Ah, sorry. I forgot to index into the rows rather than the whole MT. Hail defaults to importing a VCF as a matrix table (i.e. a thing with genotypes) but your VCF has no samples. Hail is complaining that you’re trying to index the genotypes (a thing indexed by variants and samples) with just the variants. Try this:
mt = mt.annotate_rows(eve = eve.rows()[mt.row_key])

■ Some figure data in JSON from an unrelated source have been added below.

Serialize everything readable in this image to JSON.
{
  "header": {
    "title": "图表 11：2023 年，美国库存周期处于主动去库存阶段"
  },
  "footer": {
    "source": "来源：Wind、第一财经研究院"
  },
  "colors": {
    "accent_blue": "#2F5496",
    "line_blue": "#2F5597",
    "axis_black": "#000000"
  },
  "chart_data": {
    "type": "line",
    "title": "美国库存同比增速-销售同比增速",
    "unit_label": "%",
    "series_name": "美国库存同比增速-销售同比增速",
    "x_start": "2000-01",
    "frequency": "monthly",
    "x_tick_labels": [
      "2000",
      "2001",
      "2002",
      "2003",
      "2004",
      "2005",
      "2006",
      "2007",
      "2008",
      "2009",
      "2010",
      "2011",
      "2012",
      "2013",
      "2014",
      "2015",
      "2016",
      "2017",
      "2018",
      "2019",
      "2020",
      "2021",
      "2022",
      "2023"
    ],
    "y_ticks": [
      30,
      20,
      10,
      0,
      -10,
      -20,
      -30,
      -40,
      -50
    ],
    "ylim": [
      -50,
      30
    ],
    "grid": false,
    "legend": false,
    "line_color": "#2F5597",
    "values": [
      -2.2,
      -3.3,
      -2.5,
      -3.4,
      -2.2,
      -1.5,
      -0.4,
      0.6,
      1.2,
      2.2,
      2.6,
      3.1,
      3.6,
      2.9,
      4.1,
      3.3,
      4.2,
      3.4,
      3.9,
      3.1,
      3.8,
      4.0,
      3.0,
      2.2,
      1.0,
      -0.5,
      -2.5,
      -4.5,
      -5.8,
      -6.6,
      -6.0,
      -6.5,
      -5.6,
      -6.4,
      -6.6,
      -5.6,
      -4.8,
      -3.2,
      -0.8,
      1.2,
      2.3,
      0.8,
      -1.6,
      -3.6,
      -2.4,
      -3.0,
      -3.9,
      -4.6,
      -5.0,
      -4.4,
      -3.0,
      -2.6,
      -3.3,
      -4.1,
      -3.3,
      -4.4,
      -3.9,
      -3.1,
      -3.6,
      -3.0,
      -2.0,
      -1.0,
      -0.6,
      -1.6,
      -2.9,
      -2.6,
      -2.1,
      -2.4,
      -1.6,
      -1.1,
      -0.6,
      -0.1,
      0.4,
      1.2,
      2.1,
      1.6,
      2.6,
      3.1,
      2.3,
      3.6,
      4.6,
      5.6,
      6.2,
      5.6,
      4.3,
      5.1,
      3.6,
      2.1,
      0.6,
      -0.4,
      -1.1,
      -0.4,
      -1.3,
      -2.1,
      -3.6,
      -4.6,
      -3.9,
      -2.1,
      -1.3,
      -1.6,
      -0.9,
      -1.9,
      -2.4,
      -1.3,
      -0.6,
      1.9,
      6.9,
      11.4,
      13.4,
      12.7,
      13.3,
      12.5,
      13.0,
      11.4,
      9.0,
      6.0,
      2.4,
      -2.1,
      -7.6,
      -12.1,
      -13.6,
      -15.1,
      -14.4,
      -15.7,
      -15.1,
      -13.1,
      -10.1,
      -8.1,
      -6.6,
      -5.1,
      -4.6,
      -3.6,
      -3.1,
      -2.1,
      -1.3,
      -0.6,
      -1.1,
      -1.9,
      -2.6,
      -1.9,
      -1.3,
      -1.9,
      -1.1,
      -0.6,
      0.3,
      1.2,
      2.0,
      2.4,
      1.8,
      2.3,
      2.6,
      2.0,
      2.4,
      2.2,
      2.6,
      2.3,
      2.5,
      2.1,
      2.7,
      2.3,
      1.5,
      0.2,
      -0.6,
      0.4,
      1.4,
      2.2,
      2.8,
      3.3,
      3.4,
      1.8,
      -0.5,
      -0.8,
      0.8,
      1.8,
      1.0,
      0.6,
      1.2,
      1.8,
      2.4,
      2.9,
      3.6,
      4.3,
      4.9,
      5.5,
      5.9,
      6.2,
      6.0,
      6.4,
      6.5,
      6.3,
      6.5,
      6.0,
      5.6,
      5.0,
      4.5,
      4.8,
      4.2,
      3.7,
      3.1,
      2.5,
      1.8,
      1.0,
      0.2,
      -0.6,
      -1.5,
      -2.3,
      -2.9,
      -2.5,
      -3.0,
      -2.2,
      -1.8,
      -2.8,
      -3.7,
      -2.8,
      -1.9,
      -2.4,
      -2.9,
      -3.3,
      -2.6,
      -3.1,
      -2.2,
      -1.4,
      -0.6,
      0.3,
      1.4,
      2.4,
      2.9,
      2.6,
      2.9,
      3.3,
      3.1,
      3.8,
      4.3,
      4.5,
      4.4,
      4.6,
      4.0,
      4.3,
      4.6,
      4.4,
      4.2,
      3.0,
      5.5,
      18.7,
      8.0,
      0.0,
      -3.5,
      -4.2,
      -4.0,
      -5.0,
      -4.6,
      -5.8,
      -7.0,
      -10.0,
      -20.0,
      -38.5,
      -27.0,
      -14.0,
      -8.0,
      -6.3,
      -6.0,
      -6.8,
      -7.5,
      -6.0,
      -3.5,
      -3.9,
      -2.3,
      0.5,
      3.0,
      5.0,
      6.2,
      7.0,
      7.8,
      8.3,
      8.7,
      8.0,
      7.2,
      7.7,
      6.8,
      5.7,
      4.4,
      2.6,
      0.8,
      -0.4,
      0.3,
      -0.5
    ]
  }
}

Thanks that works! However, with how EVE structured their alleles:
chr1:961387 ["GCC","ACT"]
chr1:961387 ["GCC","AGA"]
chr1:961387 ["GCC","AGC"]
chr1:961387 ["GCC","AGG"]
chr1:961387 ["GCC","AGT"]
chr1:961387 ["GCC","ATA"]
chr1:961387 ["GCC","ATC"]
I am not able to annotate my rows as my alleles (from GATK) are showed differently like this:
|chr1:17378|[C,T]|
|chr1:17379|[G,A]|
|chr1:17385|[G,A]|
|chr1:17398|[C,A]|
I may try to explore other methods, but thank you so much for your help!
My solution goes something like this:
mt = hl.vep(mt, "file:GRCh38_VEP.json")
mt = mt.annotate_rows(
protCons=mt.vep.transcript_consequences.amino_acids[0].split("/")[0]
+ hl.str(mt.vep.transcript_consequences.protein_end[0])
+ mt.vep.transcript_consequences.amino_acids[0].split("/")[-1]
)
eve = pd.read_csv("eve.csv")
eve.loc[:, "protCons"] = eve.wt_aa + eve.position.astype(str) + eve.mt_aa
### Put your dataframe in Hail
mt = mt.annotate_rows(EVE = eve[mt.protCons])
A little convoluted but easier than going through locus/alleles
(Also, if someone has an easier way to protein consequences that would be neat).
Thank you so much for the workaround! Can I ask where do you obtain the master eve.csv
? Did you combine all of the variant CSV files, or did the team provide a master file that I may have missed out on?